Elder Aaron Davis, a 19-year-old sexually confused Mormon missionary, moves into an apartment complex in West Hollywood with a fellow group of missionaries. There he meets a neighbor, Christian, who, on a bet, tries to seduce him. When Christian exposes Davis’ secret desire, Davis rejects Christian for being shallow and empty. As each boy’s reality is shattered, the two are drawn into a passionate romance that risks destroying their lives.
This movie was nothing like I expected. I found it via recommendation from Netflix, apparently based on my ratings for 10 Things I Hate About You, 3rd Rock from the Sun, and (of all things) Treasure Planet. All of these count Joseph Gordon-Levitt among their casts but otherwise they’re wildly divergent genres spanning a number of release years; my ratings for them varied quite a bit as well.

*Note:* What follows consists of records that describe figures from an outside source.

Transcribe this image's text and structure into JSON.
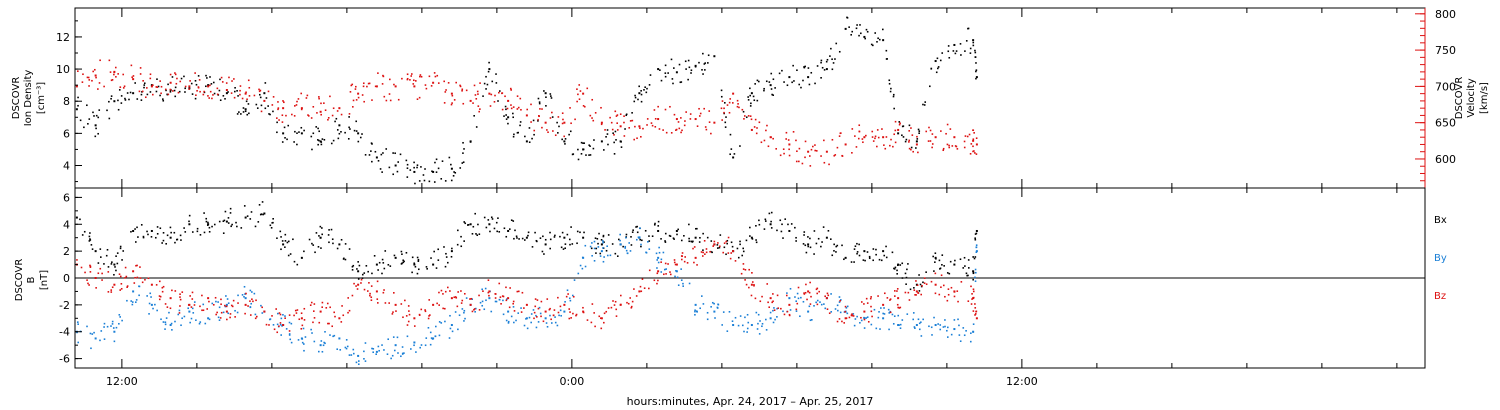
{
  "chart_data": [
    {
      "type": "scatter",
      "panel": "top",
      "ylabel_left": [
        "DSCOVR",
        "Ion Density",
        "[cm⁻³]"
      ],
      "ylabel_right": [
        "DSCOVR",
        "Velocity",
        "[km/s]"
      ],
      "ylim_left": [
        2.6,
        13.8
      ],
      "ylim_right": [
        560,
        808
      ],
      "yticks_left": [
        "4",
        "6",
        "8",
        "10",
        "12"
      ],
      "yticks_right": [
        "600",
        "650",
        "700",
        "750",
        "800"
      ],
      "x_range_hours": [
        -13.25,
        22.75
      ],
      "x_units": "hours from 00:00 Apr. 25, 2017",
      "colors": {
        "density": "#000000",
        "velocity": "#dd1111"
      },
      "series": [
        {
          "axis": "left",
          "color": "density",
          "points": [
            [
              -13.2,
              7.5
            ],
            [
              -12.7,
              6.5
            ],
            [
              -12.2,
              8.0
            ],
            [
              -11.7,
              8.5
            ],
            [
              -11.2,
              9.0
            ],
            [
              -10.7,
              8.7
            ],
            [
              -10.2,
              8.8
            ],
            [
              -9.7,
              9.0
            ],
            [
              -9.2,
              8.5
            ],
            [
              -8.7,
              7.5
            ],
            [
              -8.2,
              8.5
            ],
            [
              -7.7,
              6.0
            ],
            [
              -7.2,
              6.0
            ],
            [
              -6.7,
              5.5
            ],
            [
              -6.2,
              6.5
            ],
            [
              -5.7,
              6.0
            ],
            [
              -5.2,
              4.5
            ],
            [
              -4.7,
              4.0
            ],
            [
              -4.2,
              3.6
            ],
            [
              -3.7,
              3.6
            ],
            [
              -3.2,
              3.8
            ],
            [
              -2.7,
              5.5
            ],
            [
              -2.2,
              10.0
            ],
            [
              -1.7,
              7.0
            ],
            [
              -1.2,
              5.5
            ],
            [
              -0.7,
              8.5
            ],
            [
              -0.2,
              5.5
            ],
            [
              0.3,
              5.0
            ],
            [
              0.8,
              5.5
            ],
            [
              1.3,
              5.5
            ],
            [
              1.8,
              8.5
            ],
            [
              2.3,
              10.0
            ],
            [
              2.8,
              9.8
            ],
            [
              3.3,
              10.2
            ],
            [
              3.8,
              10.8
            ],
            [
              4.3,
              4.5
            ],
            [
              4.8,
              8.5
            ],
            [
              5.3,
              9.0
            ],
            [
              5.8,
              9.5
            ],
            [
              6.3,
              9.5
            ],
            [
              6.8,
              10.0
            ],
            [
              7.3,
              12.5
            ],
            [
              7.8,
              12.0
            ],
            [
              8.3,
              11.8
            ],
            [
              8.7,
              6.0
            ],
            [
              9.2,
              5.5
            ],
            [
              9.7,
              10.5
            ],
            [
              10.2,
              11.5
            ],
            [
              10.7,
              11.8
            ],
            [
              10.8,
              9.5
            ]
          ]
        },
        {
          "axis": "right",
          "color": "velocity",
          "points": [
            [
              -13.2,
              700
            ],
            [
              -12.7,
              715
            ],
            [
              -12.2,
              720
            ],
            [
              -11.7,
              710
            ],
            [
              -11.2,
              700
            ],
            [
              -10.7,
              705
            ],
            [
              -10.2,
              700
            ],
            [
              -9.7,
              700
            ],
            [
              -9.2,
              695
            ],
            [
              -8.7,
              690
            ],
            [
              -8.2,
              680
            ],
            [
              -7.7,
              670
            ],
            [
              -7.2,
              670
            ],
            [
              -6.7,
              665
            ],
            [
              -6.2,
              670
            ],
            [
              -5.7,
              690
            ],
            [
              -5.2,
              700
            ],
            [
              -4.7,
              700
            ],
            [
              -4.2,
              700
            ],
            [
              -3.7,
              705
            ],
            [
              -3.2,
              690
            ],
            [
              -2.7,
              680
            ],
            [
              -2.2,
              690
            ],
            [
              -1.7,
              680
            ],
            [
              -1.2,
              660
            ],
            [
              -0.7,
              650
            ],
            [
              -0.2,
              650
            ],
            [
              0.3,
              690
            ],
            [
              0.8,
              650
            ],
            [
              1.3,
              645
            ],
            [
              1.8,
              645
            ],
            [
              2.3,
              655
            ],
            [
              2.8,
              655
            ],
            [
              3.3,
              655
            ],
            [
              3.8,
              650
            ],
            [
              4.3,
              690
            ],
            [
              4.8,
              640
            ],
            [
              5.3,
              630
            ],
            [
              5.8,
              620
            ],
            [
              6.3,
              610
            ],
            [
              6.8,
              610
            ],
            [
              7.3,
              620
            ],
            [
              7.8,
              630
            ],
            [
              8.3,
              630
            ],
            [
              8.7,
              640
            ],
            [
              9.2,
              620
            ],
            [
              9.7,
              630
            ],
            [
              10.2,
              630
            ],
            [
              10.7,
              625
            ],
            [
              10.8,
              620
            ]
          ]
        }
      ]
    },
    {
      "type": "scatter",
      "panel": "bottom",
      "ylabel_left": [
        "DSCOVR",
        "B",
        "[nT]"
      ],
      "ylim_left": [
        -6.7,
        6.7
      ],
      "yticks_left": [
        "-6",
        "-4",
        "-2",
        "0",
        "2",
        "4",
        "6"
      ],
      "zero_line": true,
      "x_range_hours": [
        -13.25,
        22.75
      ],
      "legend": [
        "Bx",
        "By",
        "Bz"
      ],
      "legend_placement": "right",
      "colors": {
        "bx": "#000000",
        "by": "#1a7fd6",
        "bz": "#dd1111"
      },
      "series": [
        {
          "name": "Bx",
          "color": "bx",
          "points": [
            [
              -13.2,
              4.5
            ],
            [
              -12.7,
              2.0
            ],
            [
              -12.2,
              1.0
            ],
            [
              -11.7,
              3.5
            ],
            [
              -11.2,
              3.5
            ],
            [
              -10.7,
              3.0
            ],
            [
              -10.2,
              4.0
            ],
            [
              -9.7,
              4.0
            ],
            [
              -9.2,
              4.2
            ],
            [
              -8.7,
              4.5
            ],
            [
              -8.2,
              4.8
            ],
            [
              -7.7,
              2.5
            ],
            [
              -7.2,
              1.5
            ],
            [
              -6.7,
              3.0
            ],
            [
              -6.2,
              2.5
            ],
            [
              -5.7,
              0.5
            ],
            [
              -5.2,
              1.0
            ],
            [
              -4.7,
              1.5
            ],
            [
              -4.2,
              1.0
            ],
            [
              -3.7,
              1.0
            ],
            [
              -3.2,
              2.0
            ],
            [
              -2.7,
              4.0
            ],
            [
              -2.2,
              4.0
            ],
            [
              -1.7,
              3.5
            ],
            [
              -1.2,
              3.0
            ],
            [
              -0.7,
              2.5
            ],
            [
              -0.2,
              3.0
            ],
            [
              0.3,
              3.0
            ],
            [
              0.8,
              2.5
            ],
            [
              1.3,
              2.5
            ],
            [
              1.8,
              3.0
            ],
            [
              2.3,
              3.5
            ],
            [
              2.8,
              3.5
            ],
            [
              3.3,
              3.0
            ],
            [
              3.8,
              2.5
            ],
            [
              4.3,
              2.0
            ],
            [
              4.8,
              3.0
            ],
            [
              5.3,
              4.0
            ],
            [
              5.8,
              3.5
            ],
            [
              6.3,
              2.5
            ],
            [
              6.8,
              3.0
            ],
            [
              7.3,
              1.5
            ],
            [
              7.8,
              2.0
            ],
            [
              8.3,
              2.0
            ],
            [
              8.7,
              1.0
            ],
            [
              9.2,
              -0.5
            ],
            [
              9.7,
              1.5
            ],
            [
              10.2,
              1.0
            ],
            [
              10.7,
              0.5
            ],
            [
              10.8,
              3.5
            ]
          ]
        },
        {
          "name": "By",
          "color": "by",
          "points": [
            [
              -13.2,
              -4.0
            ],
            [
              -12.7,
              -4.5
            ],
            [
              -12.2,
              -4.0
            ],
            [
              -11.7,
              -1.0
            ],
            [
              -11.2,
              -2.0
            ],
            [
              -10.7,
              -3.5
            ],
            [
              -10.2,
              -2.5
            ],
            [
              -9.7,
              -3.0
            ],
            [
              -9.2,
              -2.0
            ],
            [
              -8.7,
              -1.5
            ],
            [
              -8.2,
              -2.5
            ],
            [
              -7.7,
              -3.5
            ],
            [
              -7.2,
              -4.5
            ],
            [
              -6.7,
              -5.0
            ],
            [
              -6.2,
              -4.5
            ],
            [
              -5.7,
              -5.8
            ],
            [
              -5.2,
              -5.5
            ],
            [
              -4.7,
              -5.0
            ],
            [
              -4.2,
              -4.8
            ],
            [
              -3.7,
              -4.5
            ],
            [
              -3.2,
              -3.5
            ],
            [
              -2.7,
              -2.0
            ],
            [
              -2.2,
              -1.5
            ],
            [
              -1.7,
              -2.5
            ],
            [
              -1.2,
              -3.0
            ],
            [
              -0.7,
              -3.0
            ],
            [
              -0.2,
              -2.5
            ],
            [
              0.3,
              1.5
            ],
            [
              0.8,
              2.0
            ],
            [
              1.3,
              2.5
            ],
            [
              1.8,
              3.0
            ],
            [
              2.3,
              1.5
            ],
            [
              2.8,
              0.5
            ],
            [
              3.3,
              -2.0
            ],
            [
              3.8,
              -2.5
            ],
            [
              4.3,
              -3.5
            ],
            [
              4.8,
              -3.5
            ],
            [
              5.3,
              -3.0
            ],
            [
              5.8,
              -1.5
            ],
            [
              6.3,
              -2.5
            ],
            [
              6.8,
              -1.5
            ],
            [
              7.3,
              -2.5
            ],
            [
              7.8,
              -3.0
            ],
            [
              8.3,
              -3.0
            ],
            [
              8.7,
              -3.5
            ],
            [
              9.2,
              -3.5
            ],
            [
              9.7,
              -3.5
            ],
            [
              10.2,
              -3.8
            ],
            [
              10.7,
              -4.0
            ],
            [
              10.8,
              2.0
            ]
          ]
        },
        {
          "name": "Bz",
          "color": "bz",
          "points": [
            [
              -13.2,
              1.0
            ],
            [
              -12.7,
              0.0
            ],
            [
              -12.2,
              -0.5
            ],
            [
              -11.7,
              0.5
            ],
            [
              -11.2,
              -0.5
            ],
            [
              -10.7,
              -1.5
            ],
            [
              -10.2,
              -2.0
            ],
            [
              -9.7,
              -1.5
            ],
            [
              -9.2,
              -2.5
            ],
            [
              -8.7,
              -2.0
            ],
            [
              -8.2,
              -2.5
            ],
            [
              -7.7,
              -3.5
            ],
            [
              -7.2,
              -3.0
            ],
            [
              -6.7,
              -2.5
            ],
            [
              -6.2,
              -3.0
            ],
            [
              -5.7,
              -0.5
            ],
            [
              -5.2,
              -1.0
            ],
            [
              -4.7,
              -2.0
            ],
            [
              -4.2,
              -3.0
            ],
            [
              -3.7,
              -2.0
            ],
            [
              -3.2,
              -1.5
            ],
            [
              -2.7,
              -2.0
            ],
            [
              -2.2,
              -1.0
            ],
            [
              -1.7,
              -1.5
            ],
            [
              -1.2,
              -2.0
            ],
            [
              -0.7,
              -2.5
            ],
            [
              -0.2,
              -2.0
            ],
            [
              0.3,
              -2.5
            ],
            [
              0.8,
              -3.0
            ],
            [
              1.3,
              -2.0
            ],
            [
              1.8,
              -1.0
            ],
            [
              2.3,
              0.5
            ],
            [
              2.8,
              1.0
            ],
            [
              3.3,
              1.5
            ],
            [
              3.8,
              2.5
            ],
            [
              4.3,
              2.0
            ],
            [
              4.8,
              -0.5
            ],
            [
              5.3,
              -1.5
            ],
            [
              5.8,
              -2.0
            ],
            [
              6.3,
              -1.0
            ],
            [
              6.8,
              -1.5
            ],
            [
              7.3,
              -3.0
            ],
            [
              7.8,
              -2.5
            ],
            [
              8.3,
              -2.0
            ],
            [
              8.7,
              -1.5
            ],
            [
              9.2,
              -1.0
            ],
            [
              9.7,
              -0.5
            ],
            [
              10.2,
              -1.0
            ],
            [
              10.7,
              -1.5
            ],
            [
              10.8,
              -3.0
            ]
          ]
        }
      ]
    }
  ],
  "x_axis": {
    "tick_labels": [
      {
        "hour": -12,
        "label": "12:00"
      },
      {
        "hour": 0,
        "label": "0:00"
      },
      {
        "hour": 12,
        "label": "12:00"
      }
    ],
    "minor_tick_hours": [
      -10,
      -8,
      -6,
      -4,
      -2,
      2,
      4,
      6,
      8,
      10,
      14,
      16,
      18,
      20,
      22
    ],
    "xlabel": "hours:minutes, Apr. 24, 2017 – Apr. 25, 2017"
  }
}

I grew up in Salt Lake City but I’m not a Mormon, so I find the LDS Church’s portrayal in movies fascinating. This movie’s depiction of the missionary experience looks spot-on, though, from what little direct knowledge I have. From the goodbyes at the airport (mom crying, dad emotionally distant and awkward) to the proselytizers’ knocks on the doors and the doors immediately slamming in faces (I’ve done that to LDS missionaries a time or three) to the stories I’ve heard returned missionaries tell about what they’re allowed and forbidden to do while on their missions—all a bit, well, insane to non-members but accepted with little or no question by the kids going on these missions.
I figured the movie would be about Aaron’s resistance to Christian’s advances and the comedy and drama resulting from that, but I was flat wrong. Aaron’s already uncertain about his sexuality when he arrives in Los Angeles and he responds passionately to Christian, but with tremendous guilt (almost Catholic-level guilt, in fact). Eventually the two experience wrenching loss and must learn to cope with the huge changes in their lives.
I’d only heard about this movie from its good buzz on the festival circuit a couple years ago. I’m not a film-festival attendee, so I never thought about it again until it appeared in my recommendations, but I’m certainly glad I took a chance on it. I was completely caught up in the passion and romance of the lead characters’ first encounter and later as their lives changed, I found myself actively caring about the directions they took. I was surprised by how much it mattered to me.